Сразу скажем, что черно-белые поиски Параджанова закончились ничем и в дальнейшем он снимал только в цвете.
О чем же рассказывается в этом фильме?
На давно обжитой донбасской земле, но в голой степи (?) высаживается отряд молодежи. Здесь явный привет от популярных в те годы целинников. Молодежь осваивает «новые» земли. Огромный плакат «Здесь будет построена шахта „Комсомольская“» объясняет, чего ради они сейчас будут ставить палатки, организовывать полевые кухни и так далее, хотя давно обжитой поселок стоит тут же рядом.

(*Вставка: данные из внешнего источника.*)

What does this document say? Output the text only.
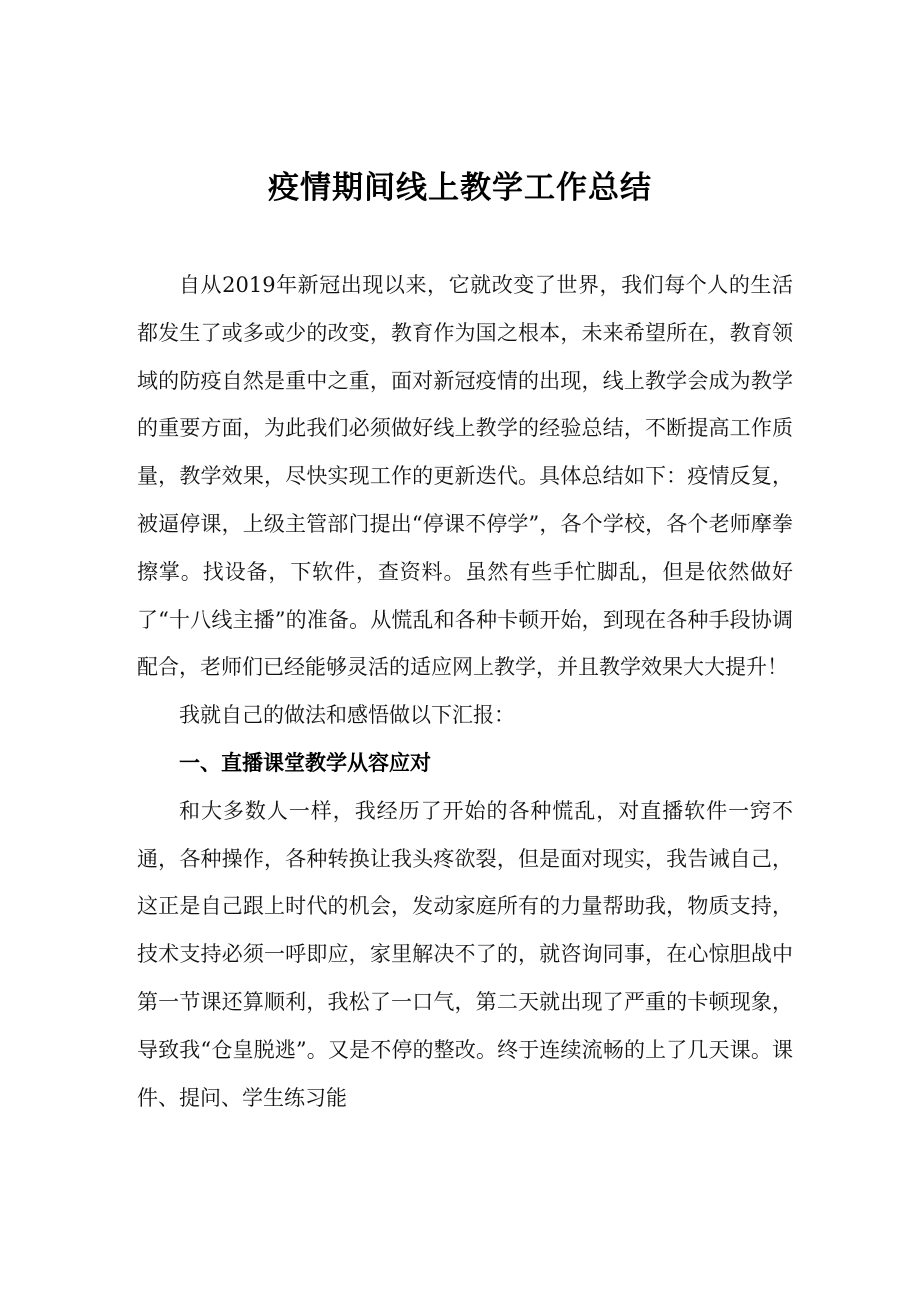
疫情期间线上教学工作总结

自从2019年新冠出现以来，它就改变了世界，我们每个人的生活都发生了或多或少的改变，教育作为国之根本，未来希望所在，教育领域的防疫自然是重中之重，面对新冠疫情的出现，线上教学会成为教学的重要方面，为此我们必须做好线上教学的经验总结，不断提高工作质量，教学效果，尽快实现工作的更新迭代。具体总结如下：疫情反复，被逼停课，上级主管部门提出“停课不停学”，各个学校，各个老师摩拳擦掌。找设备，下软件，查资料。虽然有些手忙脚乱，但是依然做好了“十八线主播”的准备。从慌乱和各种卡顿开始，到现在各种手段协调配合，老师们已经能够灵活的适应网上教学，并且教学效果大大提升！

我就自己的做法和感悟做以下汇报：

一、直播课堂教学从容应对

和大多数人一样，我经历了开始的各种慌乱，对直播软件一窍不通，各种操作，各种转换让我头疼欲裂，但是面对现实，我告诫自己，这正是自己跟上时代的机会，发动家庭所有的力量帮助我，物质支持，技术支持必须一呼即应，家里解决不了的，就咨询同事，在心惊胆战中第一节课还算顺利，我松了一口气，第二天就出现了严重的卡顿现象，导致我“仓皇脱逃”。又是不停的整改。终于连续流畅的上了几天课。课件、提问、学生练习能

Гроза, молния, под потоками дождя молодежь продолжает свой ударный труд. Все эти сцены явно повторяют многие подобные фильмы, воплощавшие энтузиазм 30-х годов. Тащат рельсы, укладывают шпалы… Ощущение, что еще раз снимают «Как закалялась сталь»… Но то, что было органично для эпохи Гражданской войны, сейчас, в 60-е, воспринимается, прямо скажем, неестественно. Что за дикий энтузиазм, что за пожар?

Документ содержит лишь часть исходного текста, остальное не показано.